Auswirkung auf das Körpergewicht
Es gibt keine hochwertigen Belege dafür, dass die Verwendung von Acesulfam-Kalium als Süßungsmittel das Körpergewicht oder den Body-Mass-Index (BMI) beeinflusst. Es gibt keine Hinweise darauf, dass sich der Süßstoff negativ auf das Gewicht oder den BMI auswirkt.
Entdeckung
Acesulfam-Kalium wurde nach der zufälligen Entdeckung einer ähnlichen Verbindung (5,6-Dimethyl-1,2,3-oxathiazin-4(3H)-on-2,2-dioxid) im Jahr 1967 von Karl Clauss und Harald Jensen entwickelt.
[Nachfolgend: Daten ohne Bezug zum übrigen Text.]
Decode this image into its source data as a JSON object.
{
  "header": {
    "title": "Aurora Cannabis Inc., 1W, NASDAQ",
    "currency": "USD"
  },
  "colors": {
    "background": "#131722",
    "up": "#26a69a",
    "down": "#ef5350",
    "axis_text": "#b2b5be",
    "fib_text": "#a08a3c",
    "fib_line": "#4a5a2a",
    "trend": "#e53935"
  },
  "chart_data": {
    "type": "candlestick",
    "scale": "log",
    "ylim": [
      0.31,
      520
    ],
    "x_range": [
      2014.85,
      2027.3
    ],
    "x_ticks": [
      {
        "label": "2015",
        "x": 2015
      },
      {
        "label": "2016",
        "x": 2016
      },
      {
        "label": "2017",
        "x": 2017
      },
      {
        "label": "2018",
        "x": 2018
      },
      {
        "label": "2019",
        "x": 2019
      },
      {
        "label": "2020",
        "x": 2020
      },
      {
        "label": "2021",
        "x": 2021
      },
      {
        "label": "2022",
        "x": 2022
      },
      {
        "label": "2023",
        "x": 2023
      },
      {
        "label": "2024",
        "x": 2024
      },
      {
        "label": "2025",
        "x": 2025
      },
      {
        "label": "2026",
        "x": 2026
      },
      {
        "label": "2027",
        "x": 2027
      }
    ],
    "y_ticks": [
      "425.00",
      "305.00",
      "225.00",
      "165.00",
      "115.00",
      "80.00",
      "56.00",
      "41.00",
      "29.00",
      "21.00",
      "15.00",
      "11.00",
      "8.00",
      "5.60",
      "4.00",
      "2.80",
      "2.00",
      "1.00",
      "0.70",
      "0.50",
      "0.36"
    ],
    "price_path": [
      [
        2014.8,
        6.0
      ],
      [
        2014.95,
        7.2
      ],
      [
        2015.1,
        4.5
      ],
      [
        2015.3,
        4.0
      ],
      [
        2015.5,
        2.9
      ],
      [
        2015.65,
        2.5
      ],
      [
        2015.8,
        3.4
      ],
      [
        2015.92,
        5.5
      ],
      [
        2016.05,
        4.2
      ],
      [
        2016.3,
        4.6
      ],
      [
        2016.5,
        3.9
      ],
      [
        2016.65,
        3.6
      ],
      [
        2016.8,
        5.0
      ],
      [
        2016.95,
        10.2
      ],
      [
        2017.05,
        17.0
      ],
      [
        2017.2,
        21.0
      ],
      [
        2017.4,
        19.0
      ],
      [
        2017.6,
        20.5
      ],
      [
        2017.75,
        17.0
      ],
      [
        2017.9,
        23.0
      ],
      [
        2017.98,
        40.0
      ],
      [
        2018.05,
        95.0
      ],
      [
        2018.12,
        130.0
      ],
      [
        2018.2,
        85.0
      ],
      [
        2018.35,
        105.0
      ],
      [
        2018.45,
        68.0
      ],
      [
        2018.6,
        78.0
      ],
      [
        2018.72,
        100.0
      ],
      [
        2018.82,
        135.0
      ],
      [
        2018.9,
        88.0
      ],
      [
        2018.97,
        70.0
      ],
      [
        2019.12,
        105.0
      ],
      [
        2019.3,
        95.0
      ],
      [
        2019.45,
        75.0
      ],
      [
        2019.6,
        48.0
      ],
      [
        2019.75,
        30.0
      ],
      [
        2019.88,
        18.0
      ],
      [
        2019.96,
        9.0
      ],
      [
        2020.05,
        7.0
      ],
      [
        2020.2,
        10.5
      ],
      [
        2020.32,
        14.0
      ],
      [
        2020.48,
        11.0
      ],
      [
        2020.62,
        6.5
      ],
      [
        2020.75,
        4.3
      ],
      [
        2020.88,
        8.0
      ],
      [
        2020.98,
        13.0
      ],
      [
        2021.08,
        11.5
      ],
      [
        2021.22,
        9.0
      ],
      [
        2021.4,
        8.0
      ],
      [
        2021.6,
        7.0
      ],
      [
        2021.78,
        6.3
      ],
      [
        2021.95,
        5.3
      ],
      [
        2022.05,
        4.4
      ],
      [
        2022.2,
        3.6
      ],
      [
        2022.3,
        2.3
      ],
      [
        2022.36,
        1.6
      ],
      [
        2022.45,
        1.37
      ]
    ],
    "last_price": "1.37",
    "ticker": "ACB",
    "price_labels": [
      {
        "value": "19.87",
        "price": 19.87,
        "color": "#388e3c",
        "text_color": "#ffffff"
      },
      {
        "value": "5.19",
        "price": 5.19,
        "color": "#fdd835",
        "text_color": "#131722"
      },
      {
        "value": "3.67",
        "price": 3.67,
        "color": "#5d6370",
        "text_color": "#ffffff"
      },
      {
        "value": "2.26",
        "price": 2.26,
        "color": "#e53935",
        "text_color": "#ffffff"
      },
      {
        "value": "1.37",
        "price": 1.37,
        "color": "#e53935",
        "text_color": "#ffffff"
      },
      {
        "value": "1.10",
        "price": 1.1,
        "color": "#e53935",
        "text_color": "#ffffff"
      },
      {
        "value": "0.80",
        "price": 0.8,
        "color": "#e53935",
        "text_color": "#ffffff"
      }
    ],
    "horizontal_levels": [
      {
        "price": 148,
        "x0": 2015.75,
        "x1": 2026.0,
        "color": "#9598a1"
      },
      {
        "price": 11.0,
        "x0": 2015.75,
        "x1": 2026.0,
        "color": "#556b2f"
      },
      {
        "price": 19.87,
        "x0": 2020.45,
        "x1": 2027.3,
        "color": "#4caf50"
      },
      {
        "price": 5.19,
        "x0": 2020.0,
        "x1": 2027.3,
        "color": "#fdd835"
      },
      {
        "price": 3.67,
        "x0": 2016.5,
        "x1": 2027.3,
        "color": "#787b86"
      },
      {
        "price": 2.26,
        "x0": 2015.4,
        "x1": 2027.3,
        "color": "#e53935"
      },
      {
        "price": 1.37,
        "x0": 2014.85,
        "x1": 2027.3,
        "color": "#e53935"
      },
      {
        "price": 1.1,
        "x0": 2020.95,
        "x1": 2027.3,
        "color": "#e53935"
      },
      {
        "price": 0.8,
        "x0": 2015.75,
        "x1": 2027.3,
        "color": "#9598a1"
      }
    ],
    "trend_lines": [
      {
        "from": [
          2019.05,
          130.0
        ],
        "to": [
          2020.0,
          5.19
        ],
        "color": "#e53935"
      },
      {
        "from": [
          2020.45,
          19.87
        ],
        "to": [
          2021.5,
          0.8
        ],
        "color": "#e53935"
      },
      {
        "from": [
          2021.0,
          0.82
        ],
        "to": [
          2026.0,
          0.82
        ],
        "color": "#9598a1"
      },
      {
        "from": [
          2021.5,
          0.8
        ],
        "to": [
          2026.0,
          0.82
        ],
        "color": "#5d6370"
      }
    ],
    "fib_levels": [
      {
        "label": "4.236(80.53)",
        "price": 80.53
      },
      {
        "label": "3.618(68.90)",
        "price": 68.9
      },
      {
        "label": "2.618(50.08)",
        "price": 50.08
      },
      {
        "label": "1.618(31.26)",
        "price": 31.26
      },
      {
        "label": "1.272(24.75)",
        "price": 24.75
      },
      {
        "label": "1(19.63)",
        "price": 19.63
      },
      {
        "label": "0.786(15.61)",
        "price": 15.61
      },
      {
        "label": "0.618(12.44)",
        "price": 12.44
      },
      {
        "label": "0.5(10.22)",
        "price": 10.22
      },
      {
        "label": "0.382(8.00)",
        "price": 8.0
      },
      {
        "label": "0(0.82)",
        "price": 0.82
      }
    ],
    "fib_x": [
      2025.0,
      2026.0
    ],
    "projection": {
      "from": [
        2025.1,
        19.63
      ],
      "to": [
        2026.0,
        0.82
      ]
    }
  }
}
Clauss ist als Erfinder in einem US-Patent aufgeführt, das 1975 dem Antragsteller, der Hoechst Aktiengesellschaft, erteilt wurde.
Sicherheit
Environment Canada untersuchte das Wasser des Grand River an 23 Stellen zwischen seinem Oberlauf und der Einmündung in den Eriesee. Die Ergebnisse deuten darauf hin, dass Acesulfam an den verschiedenen Teststandorten in wesentlich höheren Konzentrationen als Saccharin oder Sucralose vorhanden ist. Kürzlich wurden der Verbleib und die Auswirkungen von Acesulfam-Kalium in der Umwelt von Belton et al. (2020) untersucht.
Kompendiumstatus
Das Papier fasst frühere Studien und neue empirische Daten zur Umweltüberwachung, zum Umweltverhalten und zur Ökotoxizität dieses künstlichen Süßstoffs zusammen. Der biologische Abbau von ACE-K wird auf der Grundlage quantitativer Struktur-Aktivitäts-Beziehungen (QSAR) als gering eingeschätzt. Eine Untersuchung globaler Überwachungsdaten bestätigte den Nachweis von ACE-K in Abwässern und Oberflächengewässern, im Allgemeinen im niedrigen Promillebereich.